Free market versus governmental control

 
reporterBy Gagandeep Ghuman 
Published: Oct 17, 2016
 
 
THE recent provincial tax on foreigners buying property in Canada so that runaway housing prices could be checked and kept affordable reminds one of the famous opposition between two branches of economics, the one which advocates free play of market in which opposing forces naturally create a balance and another which advocates government intervention to create balance or entirely control the economic forces.
By and large, we have seen, the state control over economy has proved disastrous. Look at Cuba and what remains of the USSR. I won’t even talk of North Korea. The idea that market must be controlled and shaped by regulation is unnatural since demand and supply have an interfashioning that tends towards balancing sooner than later. 
Adam Smith, the father of modern economics, proposed the idea of a rational market controlled by “an invisible hand”. The market itself finds a solution to its own problem.
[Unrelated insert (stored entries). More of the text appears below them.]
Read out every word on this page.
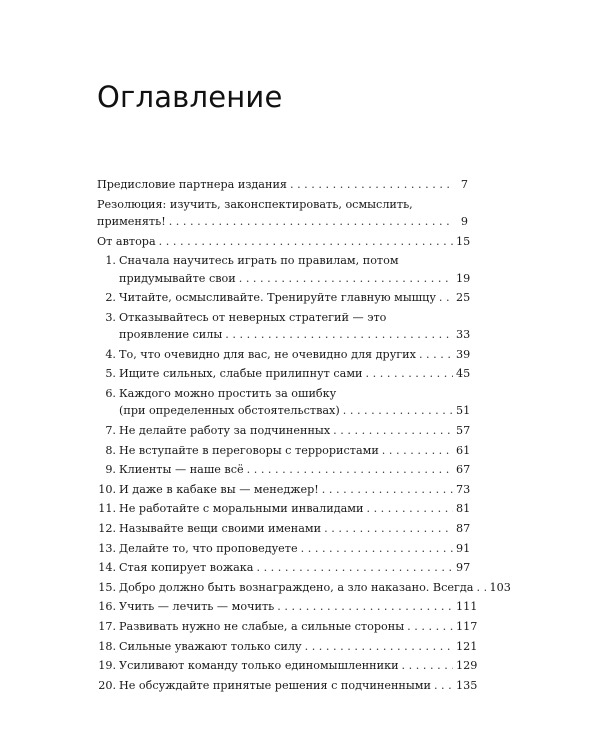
Оглавление
Предисловие партнера издания . . .	7
Резолюция: изучить, законспектировать, осмыслить,
применять! . . .	9
От автора . . .	15
1. Сначала научитесь играть по правилам, потом
придумывайте свои . . .	19
2. Читайте, осмысливайте. Тренируйте главную мышцу . . . 25
3. Отказывайтесь от неверных стратегий — это
проявление силы . . .	33
4. То, что очевидно для вас, не очевидно для других . . .	39
5. Ищите сильных, слабые прилипнут сами . . .	45
6. Каждого можно простить за ошибку
(при определенных обстоятельствах) . . .	51
7. Не делайте работу за подчиненных . . .	57
8. Не вступайте в переговоры с террористами . . .	61
9. Клиенты — наше всё . . .	67
10. И даже в кабаке вы — менеджер! . . .	73
11. Не работайте с моральными инвалидами . . .	81
12. Называйте вещи своими именами . . .	87
13. Делайте то, что проповедуете . . .	91
14. Стая копирует вожака . . .	97
15. Добро должно быть вознаграждено, а зло наказано. Всегда . . . 103
16. Учить — лечить — мочить . . .	111
17. Развивать нужно не слабые, а сильные стороны . . .	117
18. Сильные уважают только силу . . .	121
19. Усиливают команду только единомышленники . . .	129
20. Не обсуждайте принятые решения с подчиненными . . . 135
For example, unemployment makes market reduce wages to a level where employers start to hire people again.
Put a few greedy men into a free, uncontrolled market. Let them lustily follow their greed for profit. An invisible hand will guide them to produce the greatest good for all. That’s what Adam Smith said. A free market, because of inherent competition, always settles for the right price and right distribution of goods. He famously said, “It is not from the benevolence of the butcher, the brewer, or the baker that we expect our dinner, but from their regard to their own interest.” Self-interest in the market promotes competition, innovation and leads to better goods and services. 
However, the classical idea of a self-correcting, self-regulating free market and all its attendant axiomatic certainties is not always correct.  After the Lehman Brothers’ crash in 2008 which triggered a long global financial crisis, the idea of unfettered markets took a beating. Markets were up to big mischief and no one knew. No force could prevent the meltdown.  
But we have seen that the most successful economic model to emerge so far is capitalism, the free market. Governments can at best guide the market towards freedom when it seems to be bound by unnatural factors. The best we can do to keep housing affordable is not to discourage high-priced sales but to encourage building of cheaper houses. If the market has a dearth of stock, encouraging more stock is the solution. 

Comments

  1. David Lassmann says:

    There is a reason for referees and umpires in ball games and there is likewise a need for government and regulation in business. What society ever existed for any length of time without some sort of law and order? I have just finished reading Noam Chompsky’s book Failed States: the Abuse of Power and the Assault on Democracy. Many questions come to my mind.

  2. Frank Manuel says:

    The "invisible hand" theory simply doesn't wash. What we are observing is the rise of a corporate police state run by bullies. SLAPP suits and "visiting" foreign workers require government intervention to keep protest alive, and to ensure that workers in this country can seek work with a living wage.

  3. Wolfgang W says:

    Here is ‘The Economist’ quoting approvingly Yegor Gaidar, the architect of Russian economic reforms in the nineties, in its most recent issue:
    “A market does not answer the key question of who is supposed to benefit from the results of economic production; it can serve different social structures. Everything depends on the distribution of property and political power.”
    Precisely!

    • Frank Manuel says:

      Precisely, indeed. Paying employees a pittance while stuffing scads of money into tax havens certainly does not benefit many.

      Frank

  4. Charudutta Jena says:

    Hi Gagan,

    I like your example of the government providing economically viable alternatives in housing, instead of controlling prices. Such measures do present a compelling case for the government being an equalizing force by being a player, itself, in a capitalist ecosystem. However, for a solution like this to become reality, governments need to become much more agile and accountable in the way they operate, and create truly profit-based business models, which can sustain themselves in a competitive environment, with minimal or no dependence on taxes.